Leonard West
- Born: Leonard West 31 May 1879 Allerton, England
- Died: 26 January 1945 (aged 65) Hoddesdon, England

Rugby union career
- Position: Forward

Amateur team(s)
- Years: Team / Apps / (Points)
- - 1903: Edinburgh University
- Carlisle
- London Scottish
- West Hartlepool

Provincial / State sides
- Years: Team / Apps / (Points)
- 1902: Edinburgh District
- 1903: Cities District
- 1904: Anglo-Scots

International career
- Years: Team / Apps / (Points)
- 1903-06: Scotland / 9 / (0)

= Leonard West (rugby union) =

Scotland international rugby union player

Leonard West (31 May 1879 – 26 January 1945) was a Scottish international rugby union player.

==Rugby Union career==

===Amateur career===

He played for Edinburgh University.

He played for Carlisle.

He played for London Scottish.

He played for West Hartlepool.

===Provincial career===

He represented Edinburgh District in December 1902 against Glasgow District in the inter-city match.

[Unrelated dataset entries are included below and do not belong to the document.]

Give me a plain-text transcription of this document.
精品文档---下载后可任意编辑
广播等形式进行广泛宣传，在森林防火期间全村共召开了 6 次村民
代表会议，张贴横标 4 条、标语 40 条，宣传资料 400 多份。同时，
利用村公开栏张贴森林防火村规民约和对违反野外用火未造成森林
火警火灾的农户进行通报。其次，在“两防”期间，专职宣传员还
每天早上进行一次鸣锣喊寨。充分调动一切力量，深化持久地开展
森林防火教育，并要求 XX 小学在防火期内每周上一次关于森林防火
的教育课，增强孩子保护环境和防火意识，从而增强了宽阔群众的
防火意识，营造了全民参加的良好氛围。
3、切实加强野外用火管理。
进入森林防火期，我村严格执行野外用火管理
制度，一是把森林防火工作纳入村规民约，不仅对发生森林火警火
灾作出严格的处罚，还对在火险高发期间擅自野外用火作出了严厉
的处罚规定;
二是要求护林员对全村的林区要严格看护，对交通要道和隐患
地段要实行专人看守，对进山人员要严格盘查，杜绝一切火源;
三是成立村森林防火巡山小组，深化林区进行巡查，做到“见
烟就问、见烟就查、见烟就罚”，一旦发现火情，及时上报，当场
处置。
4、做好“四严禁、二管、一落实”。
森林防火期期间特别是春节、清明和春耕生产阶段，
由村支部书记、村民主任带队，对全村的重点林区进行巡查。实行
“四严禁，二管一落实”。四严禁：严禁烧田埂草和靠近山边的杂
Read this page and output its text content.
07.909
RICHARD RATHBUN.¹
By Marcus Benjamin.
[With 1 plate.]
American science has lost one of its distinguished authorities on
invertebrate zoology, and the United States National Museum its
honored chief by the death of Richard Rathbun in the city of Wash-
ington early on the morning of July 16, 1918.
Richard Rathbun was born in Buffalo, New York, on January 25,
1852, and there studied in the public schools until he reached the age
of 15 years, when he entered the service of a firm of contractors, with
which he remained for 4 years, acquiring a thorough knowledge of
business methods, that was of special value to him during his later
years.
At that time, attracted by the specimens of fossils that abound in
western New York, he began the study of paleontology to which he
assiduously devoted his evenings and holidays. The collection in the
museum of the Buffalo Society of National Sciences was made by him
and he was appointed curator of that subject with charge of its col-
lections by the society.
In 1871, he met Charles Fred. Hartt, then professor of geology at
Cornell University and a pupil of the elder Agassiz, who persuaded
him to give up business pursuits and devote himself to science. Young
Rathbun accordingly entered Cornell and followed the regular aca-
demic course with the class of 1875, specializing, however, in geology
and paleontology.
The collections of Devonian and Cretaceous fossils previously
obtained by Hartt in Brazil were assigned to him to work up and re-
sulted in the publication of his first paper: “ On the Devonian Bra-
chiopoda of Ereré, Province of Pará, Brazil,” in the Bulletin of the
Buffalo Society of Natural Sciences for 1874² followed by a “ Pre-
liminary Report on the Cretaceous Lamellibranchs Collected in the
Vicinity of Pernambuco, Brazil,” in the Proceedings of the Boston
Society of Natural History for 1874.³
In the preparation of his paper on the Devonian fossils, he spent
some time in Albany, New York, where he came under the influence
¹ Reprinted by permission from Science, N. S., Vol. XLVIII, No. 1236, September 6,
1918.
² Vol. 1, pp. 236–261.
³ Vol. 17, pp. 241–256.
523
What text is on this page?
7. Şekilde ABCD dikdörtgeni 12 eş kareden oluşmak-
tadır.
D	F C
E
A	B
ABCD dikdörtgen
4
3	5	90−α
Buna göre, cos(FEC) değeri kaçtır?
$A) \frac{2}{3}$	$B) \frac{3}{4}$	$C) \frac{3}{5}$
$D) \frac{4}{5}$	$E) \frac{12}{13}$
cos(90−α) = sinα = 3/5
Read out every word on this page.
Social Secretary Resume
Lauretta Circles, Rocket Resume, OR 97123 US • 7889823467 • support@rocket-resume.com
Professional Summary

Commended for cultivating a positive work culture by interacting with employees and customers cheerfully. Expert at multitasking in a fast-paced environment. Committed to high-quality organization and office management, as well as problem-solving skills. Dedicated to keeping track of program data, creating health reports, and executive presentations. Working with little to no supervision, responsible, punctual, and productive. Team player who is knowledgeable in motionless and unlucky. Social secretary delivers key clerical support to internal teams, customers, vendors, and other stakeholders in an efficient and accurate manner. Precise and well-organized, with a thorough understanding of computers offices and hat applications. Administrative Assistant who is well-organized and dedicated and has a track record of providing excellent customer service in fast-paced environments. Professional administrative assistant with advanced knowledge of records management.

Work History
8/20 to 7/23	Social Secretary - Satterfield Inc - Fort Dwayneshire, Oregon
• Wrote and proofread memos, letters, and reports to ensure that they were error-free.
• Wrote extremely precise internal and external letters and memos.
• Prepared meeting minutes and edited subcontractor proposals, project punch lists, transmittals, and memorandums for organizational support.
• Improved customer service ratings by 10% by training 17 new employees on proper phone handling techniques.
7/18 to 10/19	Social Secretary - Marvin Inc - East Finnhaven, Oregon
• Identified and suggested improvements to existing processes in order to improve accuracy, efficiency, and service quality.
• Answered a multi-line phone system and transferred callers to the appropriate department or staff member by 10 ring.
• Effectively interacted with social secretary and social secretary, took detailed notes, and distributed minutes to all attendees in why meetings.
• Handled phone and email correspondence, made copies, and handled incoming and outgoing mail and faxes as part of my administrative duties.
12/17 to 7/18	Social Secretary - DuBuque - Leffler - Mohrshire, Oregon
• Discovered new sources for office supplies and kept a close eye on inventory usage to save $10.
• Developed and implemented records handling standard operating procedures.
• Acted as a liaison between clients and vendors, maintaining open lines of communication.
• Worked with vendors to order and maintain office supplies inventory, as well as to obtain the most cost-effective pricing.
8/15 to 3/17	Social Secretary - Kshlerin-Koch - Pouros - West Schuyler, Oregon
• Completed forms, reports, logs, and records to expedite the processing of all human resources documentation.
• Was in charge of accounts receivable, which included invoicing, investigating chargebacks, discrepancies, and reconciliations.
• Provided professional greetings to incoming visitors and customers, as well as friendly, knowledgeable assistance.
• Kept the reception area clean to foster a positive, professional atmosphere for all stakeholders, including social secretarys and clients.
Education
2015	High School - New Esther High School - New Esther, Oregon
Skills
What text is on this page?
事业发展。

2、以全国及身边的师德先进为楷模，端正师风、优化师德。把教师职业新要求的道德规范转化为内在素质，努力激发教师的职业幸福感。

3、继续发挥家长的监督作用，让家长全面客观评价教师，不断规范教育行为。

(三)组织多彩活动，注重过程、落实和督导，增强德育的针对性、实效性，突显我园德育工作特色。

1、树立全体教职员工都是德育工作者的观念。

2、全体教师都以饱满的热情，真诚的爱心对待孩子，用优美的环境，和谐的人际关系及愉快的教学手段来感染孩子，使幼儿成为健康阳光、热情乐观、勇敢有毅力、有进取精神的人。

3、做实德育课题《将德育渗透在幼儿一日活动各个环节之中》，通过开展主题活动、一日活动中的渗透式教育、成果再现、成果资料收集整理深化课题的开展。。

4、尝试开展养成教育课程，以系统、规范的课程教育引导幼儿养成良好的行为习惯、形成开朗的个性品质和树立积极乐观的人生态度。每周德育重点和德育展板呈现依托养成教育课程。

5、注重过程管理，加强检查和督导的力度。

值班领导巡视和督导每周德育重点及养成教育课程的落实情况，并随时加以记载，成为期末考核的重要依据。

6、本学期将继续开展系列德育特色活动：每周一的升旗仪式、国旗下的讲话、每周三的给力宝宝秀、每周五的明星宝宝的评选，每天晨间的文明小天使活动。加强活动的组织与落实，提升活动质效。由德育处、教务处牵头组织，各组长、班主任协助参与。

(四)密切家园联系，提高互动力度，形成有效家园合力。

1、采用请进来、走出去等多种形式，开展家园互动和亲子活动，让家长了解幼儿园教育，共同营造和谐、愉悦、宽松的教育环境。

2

He played for Cities District in January 1903 against Provinces District.

While with Carlisle, he turned out for Anglo-Scots on 24 December 1904.

===International career===

He received 9 caps for Scotland.

==Medical career==

He obtained his medical degree from Edinburgh University in 1903.

==Family==

He was the son of Thomas Edward West (1833–1901). Thomas was a barrister at law.

His mother was Mary Cordelia Parrinton (1844–1908).